Wednesday, October 15, 2008

Alison Carey, Director of American Revolutions

A New York Times article, "Liberal Views Dominate Footlights," has some real dog-bites-man news: Most American plays are liberal. It's so bad that the 10-year project at OSF in Ashland can't find any conservative playwrights.
Could it be that there's no money in writing plays? The fat 'n' happy stereotype about conservatives, while merely a cliche, is a cliche for a reason. Theater thrives on conflict, on wanting to change things, on undermining complacency. Liberals are the rebels who dare to criticize a country when it goes to war, then pick up the pieces after eight years of inept ... oh, sorry. Liberal rant.
Mamet's Oleanna, on the other hand, is cited as an exception: conservative backlash against p.c. run amok.
(And why has "political correctness" been foisted on the left? As if right-wingers don't have their code phrases and thou-shalt-not shibboleths.)
I mean, is the problem (as the article sort of suggests) with the theatrical establishment (a bunch of liberals who won't let righties darken their stages)? Or is it that smart, creative people of a conservative stripe seek out money-making ventures and not the theater? Or that creativity in itself breeds a hankering for tolerance, diversity, ambiguity? (McCain plays, by and large, to people who see a large proportion of blacks and whites in their moral universe, whether the issue is Iraq, abortion, immigration or the free market.)

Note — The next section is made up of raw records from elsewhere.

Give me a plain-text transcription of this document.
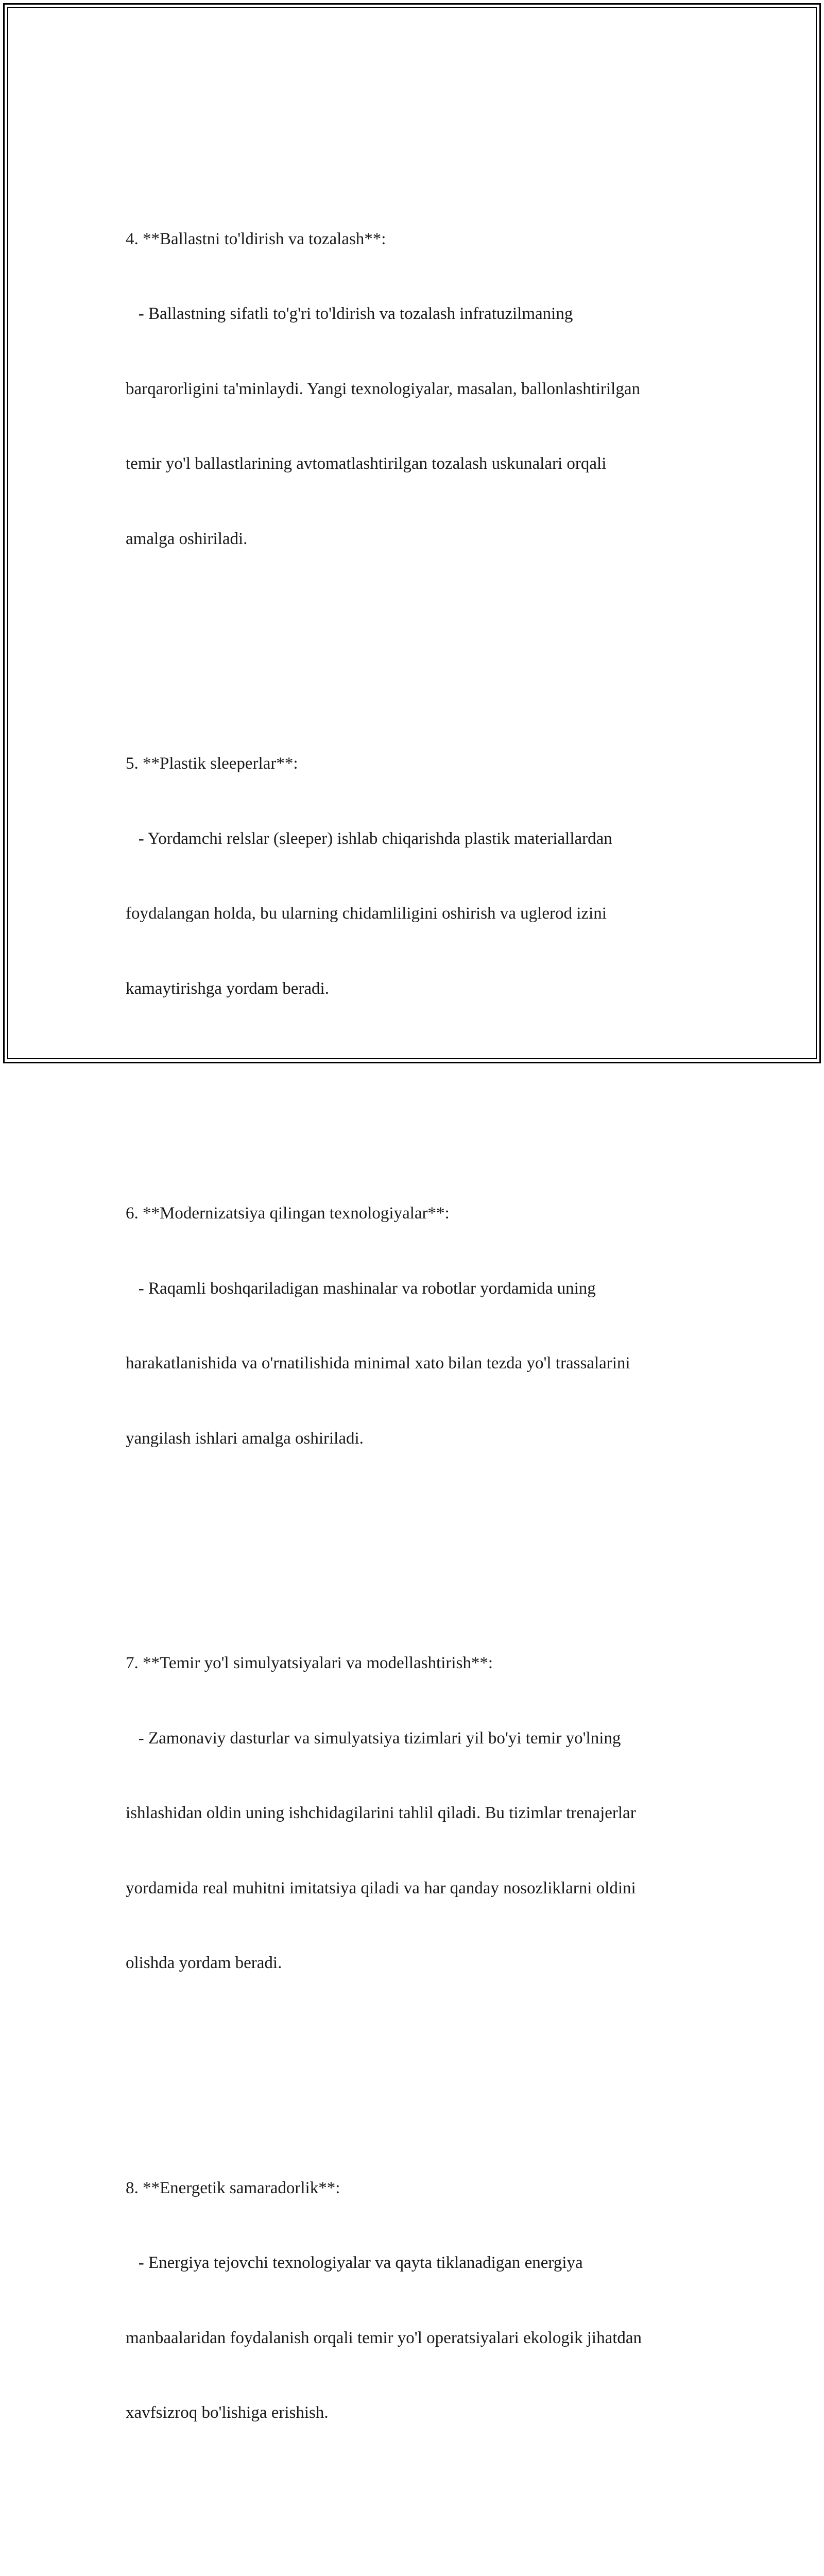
4. **Ballastni to'ldirish va tozalash**:

- Ballastning sifatli to'g'ri to'ldirish va tozalash infratuzilmaning

barqarorligini ta'minlaydi. Yangi texnologiyalar, masalan, ballonlashtirilgan

temir yo'l ballastlarining avtomatlashtirilgan tozalash uskunalari orqali

amalga oshiriladi.

5. **Plastik sleeperlar**:

- Yordamchi relslar (sleeper) ishlab chiqarishda plastik materiallardan

foydalangan holda, bu ularning chidamliligini oshirish va uglerod izini

kamaytirishga yordam beradi.

6. **Modernizatsiya qilingan texnologiyalar**:

- Raqamli boshqariladigan mashinalar va robotlar yordamida uning

harakatlanishida va o'rnatilishida minimal xato bilan tezda yo'l trassalarini

yangilash ishlari amalga oshiriladi.

7. **Temir yo'l simulyatsiyalari va modellashtirish**:

- Zamonaviy dasturlar va simulyatsiya tizimlari yil bo'yi temir yo'lning

ishlashidan oldin uning ishchidagilarini tahlil qiladi. Bu tizimlar trenajerlar

yordamida real muhitni imitatsiya qiladi va har qanday nosozliklarni oldini

olishda yordam beradi.

8. **Energetik samaradorlik**:

- Energiya tejovchi texnologiyalar va qayta tiklanadigan energiya

manbaalaridan foydalanish orqali temir yo'l operatsiyalari ekologik jihatdan

xavfsizroq bo'lishiga erishish.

But why NOT put on *Stonewall Jackson's House*? Why NOT get white audiences squirming about slavery and blacks uncomfortable about the long-term effects of the welfare state and affirmative action? Why NOT examine our premises all the time? Because that's not comfortable. Because in hard times, people just want pacifiers, to be comforted, a bit of an escape.
All the time, Bobo hears people whining, Oh, times are so hard, there's so much sadness in my life, I just want a little escape.
But there's sex, drugs and rock 'n' roll for that, not to mention late-night TV and gallons of ice cream. We all need to tune out momentarily, sure. But why does it have to be for what matters in life, art and entertainment, the hours we carve out to come together and be parts of a community? Why not reserve plays, movies and books for challening (or at least nudging) ourselves?
I've never bought the argument that times are tough, so we should content ourselves with pleasant pablum. When are times NOT tough? (Granted, this now may be tougher.)
But that argument is hogwash. Hard times are the best times to question our assumptions and foment change.
We could do it here.
Spokane should put on the most conservative-viewpoint play that we can find.
And in general, we should seek to put on plays that UPSET expectations. Even if it's just our expectations about how Play Y or Musical Z "has always been done" or "should" be done.
Added Nov. 11, 2008:
Terry Teachout in the WSJ makes the point that liberal or conservative, the playwright's political stance shouldn't matter, because dramatists should pose important questions and then get out of the way, allowing playgoers to discuss amongst themselves and reach their own conclusions.